The situation got complicated when it turned out that one of the victims, John D’Agnese, was the boyfriend of a girl named Linda Gotti, daughter of Peter Gotti and the niece of John Gotti. Two men who just a few years later would lead the Gambino Family. Both father and uncle sat down with Linda and told her not to cooperate with the police. Omerta, the code of silence, was an important tradition within the Gotti-household and they made that clear to the young woman grieving over her dead boyfriend.
Despite having behaved like a loose cannon and angered the Gottis, Vernace still had enough backing within the Gambino family. According to rumors, Vernace’s uncle had a lot of pull and managed to get him a pass. The other men managed to make amends without getting whacked as well.
With the mafia off their backs, the three men still had to deal with the law. But thanks to their mob connections witnesses were so intimidated that prosecutors failed to make a fist: Charges were dropped against Barlin; Riccardi was acquitted in a state murder trial; and Vernace was acquitted in 1998 in a state trial.
The acquittal meant that Vernace was back on the streets for good. The Gambino Family took notice and a year later, in 1999, made him an official member of the crime family. After the senseless killing of Billy Batts, Joe Pesci’s character thinks he will become a “made guy” as well, only to find out the mafia has a long memory and decided to use the ceremony as a ruse to murder him. It would have been a fitting end for Vernace. Especially considering he was in on the killing of Linda Gotti’s boyfriend and the Gotti clan still ruled the Gambinos during the years he was made. But eighteen years later any beef that existed had long since been squashed. Besides, Vernace (photo right, Vernace left) was bringing in a lot of money.
Over the next two decades, his power within the mafia grew as he became actively involved in robbery, drug trafficking, loansharking, and gambling, while operating a large and profitable crew from a café on Cooper Avenue in the Glendale neighborhood of Queens. His rank rose as well, going from a soldier to a captain who served on a three-member ruling panel that led the Gambino Family.
His rise was halted on January 20, 2011, when he was arrested in a big nationwide mob bust that saw over 120 members and associates of La Cosa Nostra in handcuffs, including leaders of the Colombo Family in New York and the Patriarca Family in New England.

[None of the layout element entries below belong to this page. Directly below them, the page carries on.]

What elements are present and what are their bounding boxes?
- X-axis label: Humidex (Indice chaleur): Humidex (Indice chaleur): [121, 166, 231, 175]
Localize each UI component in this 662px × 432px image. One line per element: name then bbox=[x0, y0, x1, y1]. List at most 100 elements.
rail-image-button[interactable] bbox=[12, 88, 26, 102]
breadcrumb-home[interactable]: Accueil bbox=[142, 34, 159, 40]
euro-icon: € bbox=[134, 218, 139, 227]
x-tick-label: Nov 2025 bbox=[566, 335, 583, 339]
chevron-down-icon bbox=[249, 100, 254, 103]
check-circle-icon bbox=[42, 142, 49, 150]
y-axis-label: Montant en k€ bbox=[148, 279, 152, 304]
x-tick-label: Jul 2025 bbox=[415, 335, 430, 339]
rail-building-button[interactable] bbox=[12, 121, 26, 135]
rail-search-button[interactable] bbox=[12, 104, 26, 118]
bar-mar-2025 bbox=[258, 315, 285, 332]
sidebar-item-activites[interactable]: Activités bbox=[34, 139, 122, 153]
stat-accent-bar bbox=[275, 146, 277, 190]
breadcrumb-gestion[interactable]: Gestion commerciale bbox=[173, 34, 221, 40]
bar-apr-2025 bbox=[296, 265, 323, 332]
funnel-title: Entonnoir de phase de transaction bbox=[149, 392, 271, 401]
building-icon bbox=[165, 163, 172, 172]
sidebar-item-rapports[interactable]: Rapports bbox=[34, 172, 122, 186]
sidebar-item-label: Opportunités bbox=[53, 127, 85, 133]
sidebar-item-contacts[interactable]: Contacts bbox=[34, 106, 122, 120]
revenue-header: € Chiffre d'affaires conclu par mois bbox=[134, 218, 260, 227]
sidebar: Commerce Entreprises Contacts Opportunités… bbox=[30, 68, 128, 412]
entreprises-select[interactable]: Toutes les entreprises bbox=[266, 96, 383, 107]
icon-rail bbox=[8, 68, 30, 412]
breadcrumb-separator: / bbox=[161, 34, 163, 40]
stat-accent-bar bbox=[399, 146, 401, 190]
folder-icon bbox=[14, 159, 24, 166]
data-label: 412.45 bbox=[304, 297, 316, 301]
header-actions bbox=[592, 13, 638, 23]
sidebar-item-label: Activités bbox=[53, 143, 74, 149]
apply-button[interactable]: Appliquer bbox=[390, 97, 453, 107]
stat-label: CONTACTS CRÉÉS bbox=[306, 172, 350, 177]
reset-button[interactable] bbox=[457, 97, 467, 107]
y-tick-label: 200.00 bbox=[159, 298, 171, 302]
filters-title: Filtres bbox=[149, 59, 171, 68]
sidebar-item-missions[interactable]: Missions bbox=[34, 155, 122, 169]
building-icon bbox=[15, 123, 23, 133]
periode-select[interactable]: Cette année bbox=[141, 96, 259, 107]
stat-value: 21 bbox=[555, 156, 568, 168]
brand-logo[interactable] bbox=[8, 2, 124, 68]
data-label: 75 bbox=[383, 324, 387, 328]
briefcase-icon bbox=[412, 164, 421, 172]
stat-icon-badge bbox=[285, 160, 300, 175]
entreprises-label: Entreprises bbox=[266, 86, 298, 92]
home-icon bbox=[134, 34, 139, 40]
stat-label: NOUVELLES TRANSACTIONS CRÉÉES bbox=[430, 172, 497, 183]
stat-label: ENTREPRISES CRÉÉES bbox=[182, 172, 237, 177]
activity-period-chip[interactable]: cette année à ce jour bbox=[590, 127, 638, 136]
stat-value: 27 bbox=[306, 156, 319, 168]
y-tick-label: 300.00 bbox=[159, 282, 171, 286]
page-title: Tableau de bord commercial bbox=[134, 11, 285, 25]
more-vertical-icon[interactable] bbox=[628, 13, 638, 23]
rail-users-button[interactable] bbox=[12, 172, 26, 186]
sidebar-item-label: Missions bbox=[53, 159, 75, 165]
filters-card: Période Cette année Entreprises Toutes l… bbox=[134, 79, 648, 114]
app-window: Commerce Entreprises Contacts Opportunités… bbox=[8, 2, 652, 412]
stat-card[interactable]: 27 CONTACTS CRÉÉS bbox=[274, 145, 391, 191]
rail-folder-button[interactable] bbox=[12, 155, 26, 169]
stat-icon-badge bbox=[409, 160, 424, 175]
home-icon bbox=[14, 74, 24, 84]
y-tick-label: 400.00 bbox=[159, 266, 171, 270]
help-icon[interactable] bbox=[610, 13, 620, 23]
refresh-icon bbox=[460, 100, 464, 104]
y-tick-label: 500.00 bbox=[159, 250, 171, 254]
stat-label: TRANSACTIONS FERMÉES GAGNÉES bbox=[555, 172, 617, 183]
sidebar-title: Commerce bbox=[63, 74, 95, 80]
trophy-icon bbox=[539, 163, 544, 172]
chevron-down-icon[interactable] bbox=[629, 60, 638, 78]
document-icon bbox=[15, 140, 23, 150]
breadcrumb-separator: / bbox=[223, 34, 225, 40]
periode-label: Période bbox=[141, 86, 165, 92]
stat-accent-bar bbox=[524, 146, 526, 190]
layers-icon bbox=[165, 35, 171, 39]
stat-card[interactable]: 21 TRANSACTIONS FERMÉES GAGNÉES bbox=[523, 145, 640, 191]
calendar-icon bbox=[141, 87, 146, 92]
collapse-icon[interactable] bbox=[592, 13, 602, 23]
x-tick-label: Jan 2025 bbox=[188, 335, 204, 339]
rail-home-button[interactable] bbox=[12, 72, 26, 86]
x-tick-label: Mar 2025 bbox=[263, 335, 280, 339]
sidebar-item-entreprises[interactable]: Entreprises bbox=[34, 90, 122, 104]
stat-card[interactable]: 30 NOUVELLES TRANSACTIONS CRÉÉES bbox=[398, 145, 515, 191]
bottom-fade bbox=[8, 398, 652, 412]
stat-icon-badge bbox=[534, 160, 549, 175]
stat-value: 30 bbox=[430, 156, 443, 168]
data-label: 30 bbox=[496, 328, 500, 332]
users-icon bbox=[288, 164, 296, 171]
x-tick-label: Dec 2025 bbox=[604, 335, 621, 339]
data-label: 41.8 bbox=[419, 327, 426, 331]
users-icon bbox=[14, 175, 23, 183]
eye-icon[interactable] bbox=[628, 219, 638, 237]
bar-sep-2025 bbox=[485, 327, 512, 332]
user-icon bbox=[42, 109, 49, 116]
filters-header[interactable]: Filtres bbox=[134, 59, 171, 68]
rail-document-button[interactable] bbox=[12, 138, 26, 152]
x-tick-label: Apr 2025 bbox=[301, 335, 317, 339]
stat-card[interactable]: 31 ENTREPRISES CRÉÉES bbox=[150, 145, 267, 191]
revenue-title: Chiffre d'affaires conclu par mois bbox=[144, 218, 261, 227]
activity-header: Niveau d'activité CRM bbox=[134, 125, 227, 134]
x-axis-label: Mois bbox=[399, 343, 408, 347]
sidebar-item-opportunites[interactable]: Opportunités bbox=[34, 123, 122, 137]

When Vernace heard the charges against him he must have had a moment of déjà vu. Prosecutors topped off Vernace’s indictment with the 1981 double homicide of Richard Godkin and John D’Agnese. And this time witnesses weren’t afraid to testify.
After a five week trial, the jury came back with its verdict. Guilty. As part of the racketeering conspiracy, the jury found that Vernace participated in all racketeering acts alleged in the indictment, including the murders of Richard Godkin and John D’Agnese, heroin trafficking, robbery, loansharking, and illegal gambling.
The 64-year-old mobster now faced life in prison because back in 1981 his friend came to him with the request to come and go out to kill two bar owners for doing their job. Meanwhile, the man who was the source of all this violence remains unknown. That evening over thirty years ago, he spilled a drink on a nice dress that was subsequently “ruined” and left a pretty lady pretty angry, causing her gangster boyfriend to get a buddy and some guns to set things straight and murder two men.
Three years after being found guilty, Vernace passed away behind bars at age 67.